Member checking involves returning your results or interpretations to participants so they can confirm whether the findings accurately reflect their experiences. A more rigorous version, sometimes called synthesized member checking, goes further by sharing interpreted themes with participants months after the initial interview, giving them a chance to engage with and add to the analysis rather than simply confirming a transcript. Peer debriefing, where a colleague who wasn’t involved in data collection reviews your interpretations and challenges your assumptions, serves a similar function by exposing blind spots.
Use Reporting Guidelines as a Checklist
Reporting standards like CONSORT (for clinical trials) and PRISMA (for systematic reviews) function as practical checklists for validity. They mandate that you disclose exactly how you randomized participants, handled blinding, tracked dropout, calculated sample size, and managed other validity-relevant decisions.

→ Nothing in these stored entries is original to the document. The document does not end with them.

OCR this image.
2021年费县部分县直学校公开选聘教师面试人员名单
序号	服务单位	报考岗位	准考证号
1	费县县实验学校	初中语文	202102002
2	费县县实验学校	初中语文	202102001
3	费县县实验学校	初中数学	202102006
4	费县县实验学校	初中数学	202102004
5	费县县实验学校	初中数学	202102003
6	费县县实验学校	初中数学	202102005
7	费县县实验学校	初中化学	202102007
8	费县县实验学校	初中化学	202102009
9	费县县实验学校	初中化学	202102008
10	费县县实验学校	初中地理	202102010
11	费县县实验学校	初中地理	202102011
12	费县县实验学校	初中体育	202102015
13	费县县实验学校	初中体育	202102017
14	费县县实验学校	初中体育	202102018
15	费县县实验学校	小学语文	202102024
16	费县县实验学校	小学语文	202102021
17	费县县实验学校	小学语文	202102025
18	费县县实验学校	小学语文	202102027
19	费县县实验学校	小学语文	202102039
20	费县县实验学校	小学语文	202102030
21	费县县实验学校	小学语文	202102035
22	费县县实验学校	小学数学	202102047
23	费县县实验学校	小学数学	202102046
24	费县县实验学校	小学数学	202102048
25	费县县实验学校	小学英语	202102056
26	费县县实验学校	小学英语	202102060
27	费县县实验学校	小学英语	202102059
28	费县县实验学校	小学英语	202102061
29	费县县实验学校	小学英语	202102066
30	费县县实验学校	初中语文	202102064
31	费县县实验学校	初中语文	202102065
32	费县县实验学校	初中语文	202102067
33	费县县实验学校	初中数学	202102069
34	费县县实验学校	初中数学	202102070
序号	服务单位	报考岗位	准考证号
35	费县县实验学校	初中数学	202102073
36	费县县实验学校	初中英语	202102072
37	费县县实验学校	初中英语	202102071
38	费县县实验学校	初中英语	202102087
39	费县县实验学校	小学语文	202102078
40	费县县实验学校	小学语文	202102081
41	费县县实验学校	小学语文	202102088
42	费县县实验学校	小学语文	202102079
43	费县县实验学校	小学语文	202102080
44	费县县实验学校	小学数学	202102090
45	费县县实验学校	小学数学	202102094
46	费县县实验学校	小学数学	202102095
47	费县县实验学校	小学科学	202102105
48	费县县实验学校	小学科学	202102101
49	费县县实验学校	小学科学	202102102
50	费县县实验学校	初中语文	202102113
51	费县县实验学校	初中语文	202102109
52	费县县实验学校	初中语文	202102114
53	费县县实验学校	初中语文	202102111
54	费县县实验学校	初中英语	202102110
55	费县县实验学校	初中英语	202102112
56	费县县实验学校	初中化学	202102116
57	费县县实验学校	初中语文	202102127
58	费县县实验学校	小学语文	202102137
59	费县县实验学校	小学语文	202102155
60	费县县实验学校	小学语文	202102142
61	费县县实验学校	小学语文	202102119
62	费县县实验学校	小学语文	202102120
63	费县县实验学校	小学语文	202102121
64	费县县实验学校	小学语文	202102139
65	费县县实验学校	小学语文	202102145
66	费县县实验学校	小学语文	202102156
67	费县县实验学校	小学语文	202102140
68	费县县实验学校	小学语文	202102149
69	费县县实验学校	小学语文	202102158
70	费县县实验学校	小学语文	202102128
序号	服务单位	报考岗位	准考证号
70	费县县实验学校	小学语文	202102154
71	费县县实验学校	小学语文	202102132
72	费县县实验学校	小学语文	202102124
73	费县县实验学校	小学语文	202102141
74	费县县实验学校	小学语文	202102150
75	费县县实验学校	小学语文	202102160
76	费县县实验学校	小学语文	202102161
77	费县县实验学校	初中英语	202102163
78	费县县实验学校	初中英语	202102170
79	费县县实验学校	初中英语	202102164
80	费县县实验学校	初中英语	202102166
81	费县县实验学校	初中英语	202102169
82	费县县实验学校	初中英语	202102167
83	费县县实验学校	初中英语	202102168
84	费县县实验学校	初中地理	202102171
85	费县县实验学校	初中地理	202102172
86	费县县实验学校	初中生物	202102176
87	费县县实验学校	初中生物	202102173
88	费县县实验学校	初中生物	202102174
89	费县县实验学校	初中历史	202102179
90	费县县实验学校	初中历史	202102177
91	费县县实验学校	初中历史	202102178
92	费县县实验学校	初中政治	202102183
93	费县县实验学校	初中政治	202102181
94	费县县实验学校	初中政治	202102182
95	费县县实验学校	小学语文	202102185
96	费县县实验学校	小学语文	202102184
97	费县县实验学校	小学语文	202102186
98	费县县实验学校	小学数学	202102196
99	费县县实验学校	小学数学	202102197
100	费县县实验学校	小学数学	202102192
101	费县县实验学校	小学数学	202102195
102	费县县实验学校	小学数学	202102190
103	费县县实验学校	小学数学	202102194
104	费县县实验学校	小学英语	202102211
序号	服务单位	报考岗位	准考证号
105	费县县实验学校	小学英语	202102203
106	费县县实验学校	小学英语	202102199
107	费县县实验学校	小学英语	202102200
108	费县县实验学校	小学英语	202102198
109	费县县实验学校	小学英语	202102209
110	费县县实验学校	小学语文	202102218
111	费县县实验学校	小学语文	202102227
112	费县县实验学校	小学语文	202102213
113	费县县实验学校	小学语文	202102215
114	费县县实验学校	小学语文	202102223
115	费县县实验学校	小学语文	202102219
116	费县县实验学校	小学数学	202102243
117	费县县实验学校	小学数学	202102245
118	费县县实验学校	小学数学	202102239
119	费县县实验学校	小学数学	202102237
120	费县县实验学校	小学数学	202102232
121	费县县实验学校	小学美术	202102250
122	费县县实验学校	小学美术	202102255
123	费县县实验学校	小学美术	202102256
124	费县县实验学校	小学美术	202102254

Journal endorsement of these guidelines has been shown to improve both methodological transparency and the overall quality of published research.
Even if you’re not writing for publication, working through a reporting checklist during the design phase forces you to confront validity threats you might otherwise overlook. The most recent PRISMA extension for measurement studies, published in 2024, includes 54 sub-items covering everything from risk of bias assessment to the certainty of evidence. Treating these items as design requirements rather than after-the-fact reporting tasks is one of the most straightforward ways to build validity into a study from the start.